As bitter as they could be, even if he had known how it would all end, he began to hum, "I could have missed the pain, but I'd have to miss the dance." He sighed as he gently squeezed her hand and wished for things that never would be.
***
Lauren came awake suddenly. She gripped something warm, soft, and firm in her left hand. She felt the roll and lurch of the plane as it shifted direction. For a moment, her mind was clouded and confused. Where was she? Then it came crashing back to her like the first wave of a tsunami.
She was on a plane with her crazy ex-husband, her daughters, and her grandmother. They were headed towards some secret location in the United States that Brent would not even disclose to her. All because of another of his ridiculous doomsday theories. A string of volcanic eruptions that would release so much sulfur dioxide into the atmosphere that the earth would be cast into a mini Ice Age.
Lauren berated herself for giving into him. Into them, her grandmother and oldest daughter were in on this too. She should have stood her ground. She should have called the police or the airport authorities or someone. She should have stopped Brent. Looking out into the night sky, enveloped in ominous grey clouds, Lauren cursed her stupidity.
When whatever she was gripping squeezed her fingers back, Lauren turned her head to stare into the most breath-taking blue eyes she would ever see. The eyes that always got her into trouble.
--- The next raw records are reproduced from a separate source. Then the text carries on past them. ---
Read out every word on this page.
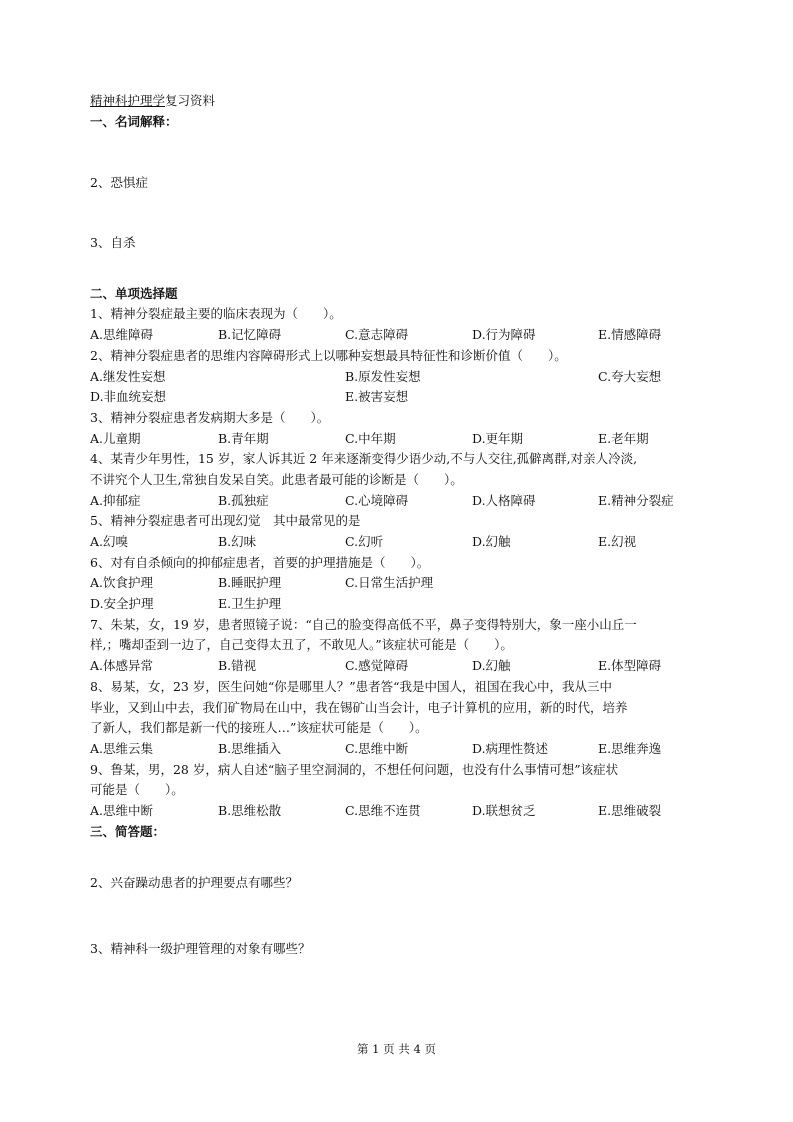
精神科护理学复习资料
一、名词解释：
2、恐惧症
3、自杀
二、单项选择题
1、精神分裂症最主要的临床表现为（　　）。
A.思维障碍	B.记忆障碍	C.意志障碍	D.行为障碍	E.情感障碍
2、精神分裂症患者的思维内容障碍形式上以哪种妄想最具特征性和诊断价值（　　）。
A.继发性妄想	B.原发性妄想	C.夸大妄想
D.非血统妄想	E.被害妄想
3、精神分裂症患者发病期大多是（　　）。
A.儿童期	B.青年期	C.中年期	D.更年期	E.老年期
4、某青少年男性，15 岁，家人诉其近 2 年来逐渐变得少语少动,不与人交往,孤僻离群,对亲人冷淡,
不讲究个人卫生,常独自发呆自笑。此患者最可能的诊断是（　　）。
A.抑郁症	B.孤独症	C.心境障碍	D.人格障碍	E.精神分裂症
5、精神分裂症患者可出现幻觉　其中最常见的是
A.幻嗅	B.幻味	C.幻听	D.幻触	E.幻视
6、对有自杀倾向的抑郁症患者，首要的护理措施是（　　）。
A.饮食护理	B.睡眠护理	C.日常生活护理
D.安全护理	E.卫生护理
7、朱某，女，19 岁，患者照镜子说：“自己的脸变得高低不平，鼻子变得特别大，象一座小山丘一
样,；嘴却歪到一边了，自己变得太丑了，不敢见人。”该症状可能是（　　）。
A.体感异常	B.错视	C.感觉障碍	D.幻触	E.体型障碍
8、易某，女，23 岁，医生问她“你是哪里人？”患者答“我是中国人，祖国在我心中，我从三中
毕业，又到山中去，我们矿物局在山中，我在锡矿山当会计，电子计算机的应用，新的时代，培养
了新人，我们都是新一代的接班人…”该症状可能是（　　）。
A.思维云集	B.思维插入	C.思维中断	D.病理性赘述	E.思维奔逸
9、鲁某，男，28 岁，病人自述“脑子里空洞洞的，不想任何问题，也没有什么事情可想”该症状
可能是（　　）。
A.思维中断	B.思维松散	C.思维不连贯	D.联想贫乏	E.思维破裂
三、简答题：
2、兴奋躁动患者的护理要点有哪些？
3、精神科一级护理管理的对象有哪些？
第 1 页 共 4 页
"Where are we?" she demanded.
"We are over the Canary Islands right now. The pilot had to re-plot our route. Katla blew just after we took off. It was not safe to fly the northern route," he explained.
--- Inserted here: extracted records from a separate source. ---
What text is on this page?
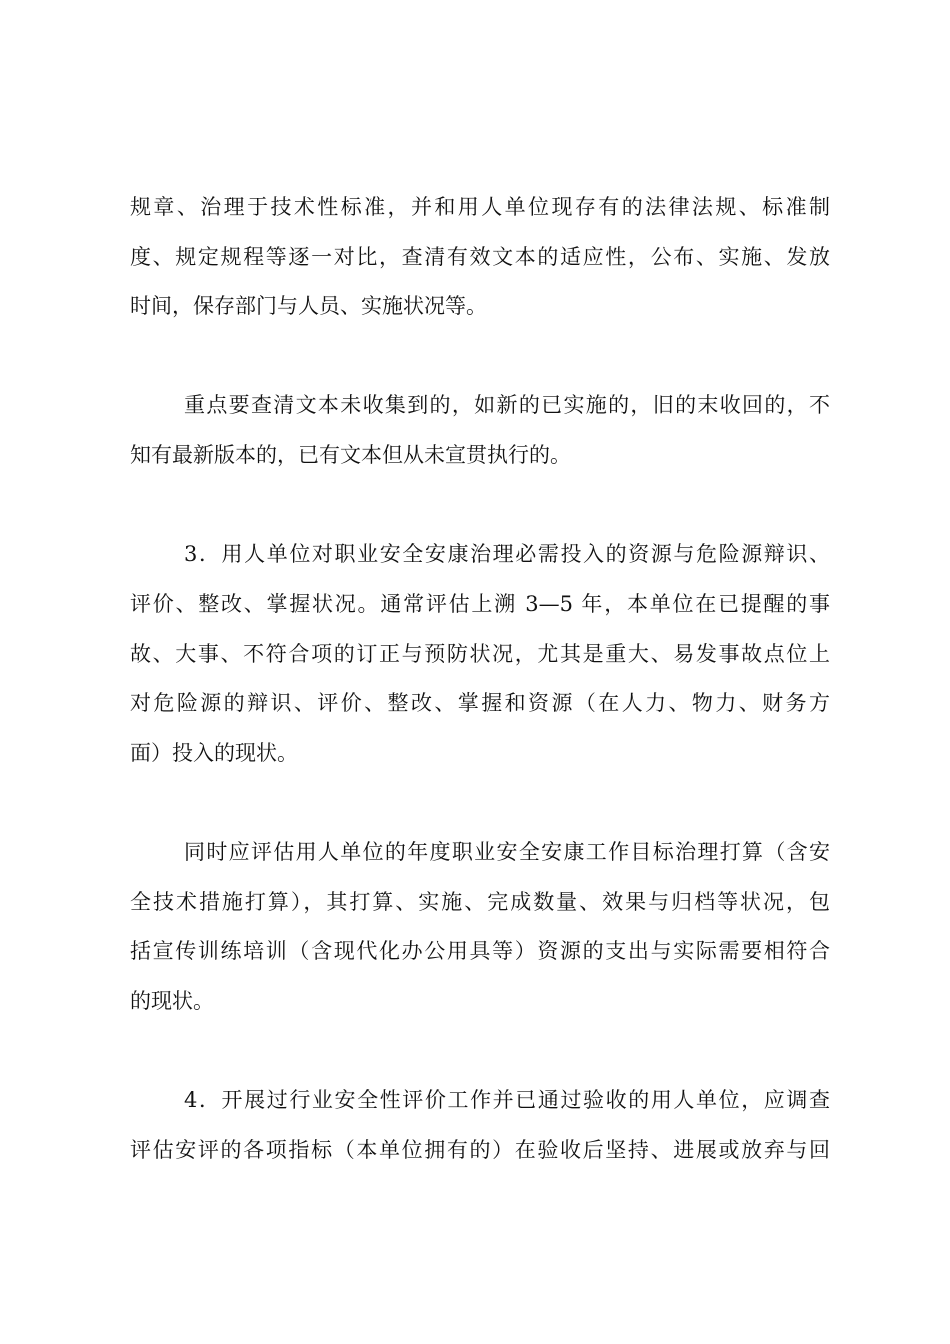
规章、治理于技术性标准，并和用人单位现存有的法律法规、标准制
度、规定规程等逐一对比，查清有效文本的适应性，公布、实施、发放
时间，保存部门与人员、实施状况等。
重点要查清文本未收集到的，如新的已实施的，旧的末收回的，不
知有最新版本的，已有文本但从未宣贯执行的。
3．用人单位对职业安全安康治理必需投入的资源与危险源辩识、
评价、整改、掌握状况。通常评估上溯 3—5 年，本单位在已提醒的事
故、大事、不符合项的订正与预防状况，尤其是重大、易发事故点位上
对危险源的辩识、评价、整改、掌握和资源（在人力、物力、财务方
面）投入的现状。
同时应评估用人单位的年度职业安全安康工作目标治理打算（含安
全技术措施打算），其打算、实施、完成数量、效果与归档等状况，包
括宣传训练培训（含现代化办公用具等）资源的支出与实际需要相符合
的现状。
4．开展过行业安全性评价工作并已通过验收的用人单位，应调查
评估安评的各项指标（本单位拥有的）在验收后坚持、进展或放弃与回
Lauren nodded her head. "Well, Iceland does have the highest concentration of active volcanoes," she justified, knowing that this relatively normal geological event would only play into Brent's ludicrous hypotheses.
He nodded. "I am just hoping that La Palma stays quiet long enough for us to make it across the Atlantic."
Lauren shook her head. "Brent, you of all people should know how common eruptions are along the Mid-Atlantic Ridge. A single eruption no matter how big does not prove anything."
Brent's expression darkened. "Are you willing to listen to me, Lauren?"
With a heavy sigh, she nodded her head. "Brent, you know I have always been willing to hear you out on anything. Even when we don't agree."
Her mind went back to those dark days after Elise's birth. As they began to notice increasing developmental delays in their daughter, they had sought out the experts. Each doctor's visit had seemed to result in another fight.
Brent nodded his head as he opened the laptop that sat on the table in front of them. "I always loved arguing with you, Lauren. No other mind has ever challenged me as yours does. Not since that first day."
His expression softened, and once more, Lauren remembered that little boy who had sat on the green grass, their friends gathered around him as they munched on sandwiches for lunch. Brent was refuting much of the science on space and time travel that their guest lecturer had spoken about in the morning session.